3D Gaussian Splatting · End-to-End Scene Reconstruction

Depth Priors, Exposure Compensation & Accelerated 3DGS Training

16 min read

By the end of this reading you will be able to:

Explain how scale-shift alignment converts relative Depth-Anything-V2 monocular depth to metric depth using sparse COLMAP points, and identify what fails when this alignment is omitted
Explain why standard Adam accumulates incorrect second-moment estimates for inactive Gaussians at scale, and how Sparse Adam corrects this by skipping updates for zero-gradient parameters
Implement per-image affine exposure compensation to handle auto-exposure variation across training images and identify when exposure variation causes visible reconstruction artifacts
Identify the contribution of each acceleration technique (depth priors, Sparse Adam, 3dgs_accel tile precomputation) to training speed and final reconstruction quality

The Initialization Problem

Standard 3DGS initializes Gaussians at the sparse SfM point cloud — in the Bamburgh Castle scene, 14,452 points derived from 585 camera views. For a 640×272 video frame, this amounts to roughly 1 Gaussian per 8.5 pixel column in a scene with complex architecture. The adaptive densification mechanism will grow this to $\sim$ 200k–600k Gaussians by 30k iterations, but early in training:

Regions with no nearby Gaussians have zero gradient contribution — the splat rasterizer only backpropagates through Gaussians that tile-intersect the current view.
The gradient magnitude determines which Gaussians densify (clone or split). A Gaussian with no gradient neither grows nor divides.
Consequently, poorly initialized regions remain empty for many thousands of iterations, wasting compute on gradient updates to Gaussians that cannot improve those pixels.

Depth priors solve this by providing a dense initialization signal — one potential Gaussian per pixel — at the cost of scale ambiguity inherent in monocular depth estimation.

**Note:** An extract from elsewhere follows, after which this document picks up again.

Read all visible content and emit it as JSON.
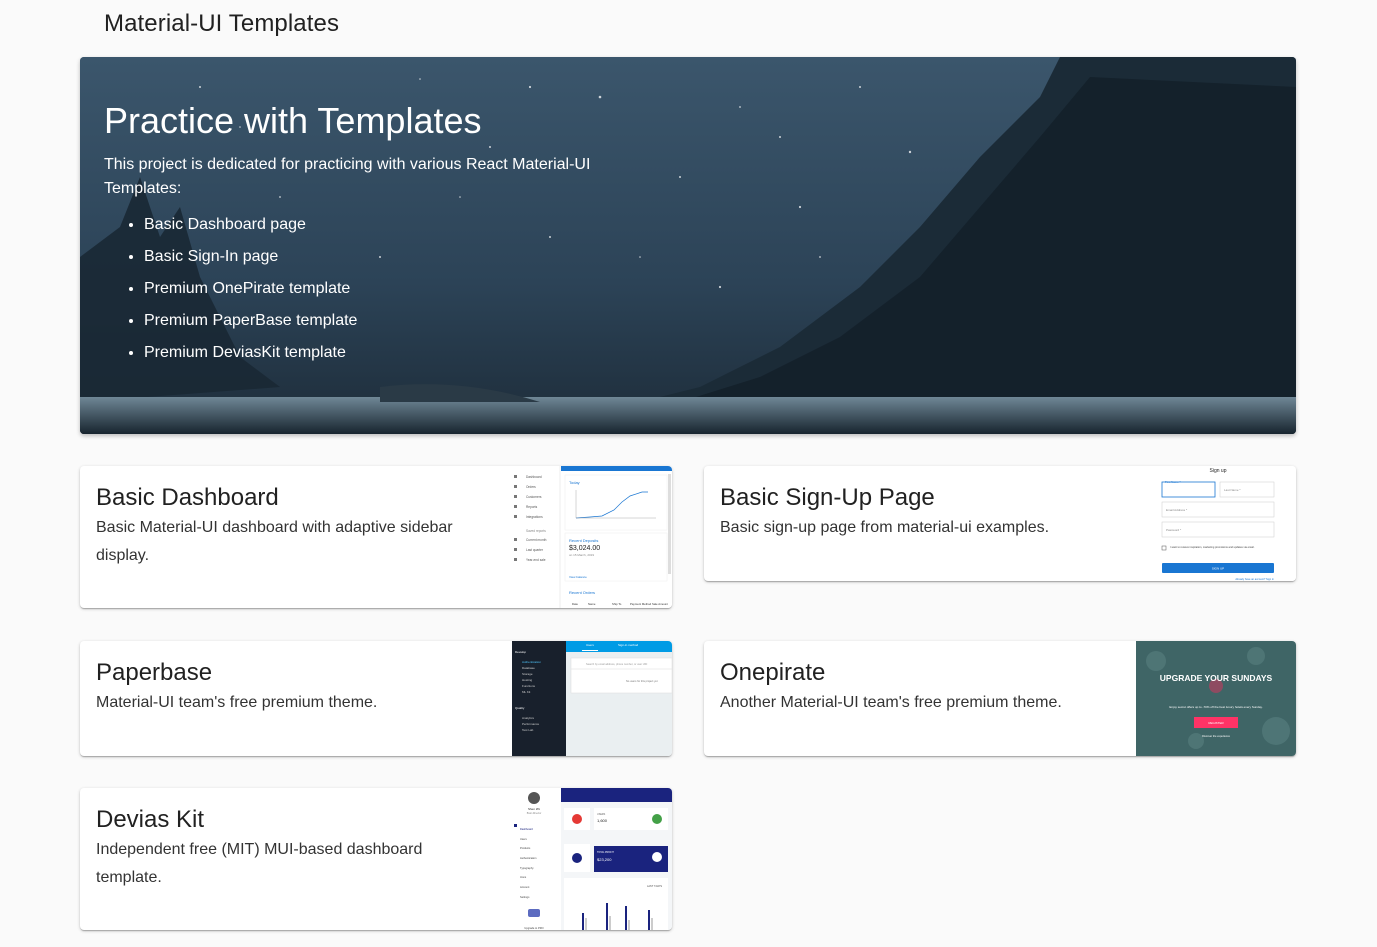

Depth-Anything-V2: Architecture and Output

Depth-Anything-V2 (Yang et al., 2024) is a monocular depth foundation model trained on synthetic labeled data and unlabeled real data via distillation. The ViT-L variant used here has:

Encoder: Vision Transformer Large (ViT-L/14), 307M parameters, patch size 14×14
Decoder: DPT (Dense Prediction Transformer) head converting patch tokens to dense depth maps
Output: $D \in \mathbb{R}^{H \times W}$ , values are relative depth — metric scale is not preserved

The prediction $D(u,v)$ is a monotone function of true depth but with arbitrary global scale $s$ and shift $b$ :

$D(u,v) \approx s \cdot d_{\text{true}}(u,v) + b$

These affine parameters are scene-specific and must be aligned to a metric reference before the depths can be used to seed 3D Gaussians in world coordinates.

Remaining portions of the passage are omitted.